Wednesday, 3 October 2007

Stalking in Scotland


I'm just back from stalking in the hills above Pitlochry, Perthshire, in the company of Jim the stalker/keeper at Tarvie. It's hard to imagine a nicer way of spending a couple of days: the weather was glorious and the countryside was looking fabulous (apart from the heather beetle damage, but that's another story).

It's become a regular trip for me at the beginning of October each year, and one I always look forward to - although it's rare that I'm so lucky with the weather.


Jim - that's him above - is great company, a true countryman who knows his patch like the back of his hand. I always enjoy catching up with the gossip from the estates round about. Plus he always has a tale or two about the ridiculous red tape that's part and parcel of running an estate nowadays. Jim knows more about the wildlife on the estate than the pen-pushers could comprehend, and yet they're always ready to dictate how things should be done.

One recent bit of nonsense was when they wanted to tell him how to burn the heather, specifying the precise dimensions of the burnt strips and suggesting that each burnt strip (300 of them) should be fenced off to prevent grazing of the regrowth!

If you ask me, these muppets should have to spend 5 years as a ghillie before they're let loose near a computer. Then they might have a clue what their diktats actually mean to real people and real wildlife in real places, rather than the Disneyland in their heads.



Anyway, on to happier subjects... Jim's skill brought us in range of a nice stag on each of the two days, and much to my relief I was able to do my bit and put the bullet in the right place. Result: 2 stags in the larder, and a host of happy memories to cheer me up when I'm stuck behind a desk in dreary old London over the coming weeks.

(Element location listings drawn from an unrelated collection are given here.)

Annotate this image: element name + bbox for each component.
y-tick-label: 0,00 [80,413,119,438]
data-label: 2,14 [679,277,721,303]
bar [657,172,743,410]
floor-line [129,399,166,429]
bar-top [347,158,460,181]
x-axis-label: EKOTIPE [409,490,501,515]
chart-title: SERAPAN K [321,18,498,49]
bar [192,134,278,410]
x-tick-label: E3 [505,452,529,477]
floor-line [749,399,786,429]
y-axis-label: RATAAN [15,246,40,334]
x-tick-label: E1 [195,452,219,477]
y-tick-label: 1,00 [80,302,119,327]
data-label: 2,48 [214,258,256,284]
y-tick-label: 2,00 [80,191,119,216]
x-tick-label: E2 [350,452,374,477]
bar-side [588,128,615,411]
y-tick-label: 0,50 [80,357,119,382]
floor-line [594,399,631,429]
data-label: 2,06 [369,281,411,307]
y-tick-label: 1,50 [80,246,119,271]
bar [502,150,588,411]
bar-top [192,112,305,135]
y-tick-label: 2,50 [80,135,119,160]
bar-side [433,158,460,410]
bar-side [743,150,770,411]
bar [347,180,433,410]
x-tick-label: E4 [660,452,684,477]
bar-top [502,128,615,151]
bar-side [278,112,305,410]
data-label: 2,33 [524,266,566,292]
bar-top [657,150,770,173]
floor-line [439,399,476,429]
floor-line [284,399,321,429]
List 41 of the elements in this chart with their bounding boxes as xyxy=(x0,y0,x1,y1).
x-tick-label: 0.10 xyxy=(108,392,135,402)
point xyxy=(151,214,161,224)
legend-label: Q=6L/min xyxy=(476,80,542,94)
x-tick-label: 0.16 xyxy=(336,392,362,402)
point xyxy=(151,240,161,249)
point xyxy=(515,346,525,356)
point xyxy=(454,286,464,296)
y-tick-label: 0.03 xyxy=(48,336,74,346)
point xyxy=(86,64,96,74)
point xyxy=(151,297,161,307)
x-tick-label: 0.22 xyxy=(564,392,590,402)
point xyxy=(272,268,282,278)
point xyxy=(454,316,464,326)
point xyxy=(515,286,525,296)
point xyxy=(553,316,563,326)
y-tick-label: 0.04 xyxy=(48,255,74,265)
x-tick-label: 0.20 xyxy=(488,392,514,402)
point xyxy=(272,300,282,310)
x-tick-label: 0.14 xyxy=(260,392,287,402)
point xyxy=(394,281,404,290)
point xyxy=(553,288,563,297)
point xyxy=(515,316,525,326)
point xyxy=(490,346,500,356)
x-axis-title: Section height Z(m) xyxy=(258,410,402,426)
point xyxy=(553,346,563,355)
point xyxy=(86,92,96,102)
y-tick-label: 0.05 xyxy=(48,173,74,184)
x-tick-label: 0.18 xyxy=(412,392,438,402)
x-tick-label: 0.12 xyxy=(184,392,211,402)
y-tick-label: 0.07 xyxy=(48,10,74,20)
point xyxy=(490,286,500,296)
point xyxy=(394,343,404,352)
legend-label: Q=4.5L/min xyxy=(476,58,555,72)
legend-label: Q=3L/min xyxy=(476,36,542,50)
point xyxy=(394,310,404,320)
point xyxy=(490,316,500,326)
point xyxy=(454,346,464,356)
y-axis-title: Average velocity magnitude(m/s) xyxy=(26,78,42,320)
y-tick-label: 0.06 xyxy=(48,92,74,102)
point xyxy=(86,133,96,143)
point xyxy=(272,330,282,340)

Here's a vid of Jim bringing the carcass down using a trailer behind his Honda ATV.

video




I was staying at Killiecrankie - at the Killiecrankie Hotel, which I can highly recommend if you need somewhere to stay in the area, not least because the new owners have a very cute cocker pup called Beanie who lives in the entrance hall and welcomes the guests. It's on the River Garry - pictured above - close to the famous Soldier's Leap (the story is told on the sign below, although it completely omits to mention that the battle was fought on 27 July 1689, and that the Jacobites thrashed the Redcoats, although it did them little good in the end - there's a good summary here).



The area is one of the few remaining strongholds of red squirrels, which you can sometimes see from the dining room, as they run around the fir trees in the gardens. Sadly a good few end up squashed on the road, despite the signs warning motorists to look out for them.

All in all, I had a fabulous time and feel extremely lucky. Now I have to knuckle down and get on with the next issue. Ah well!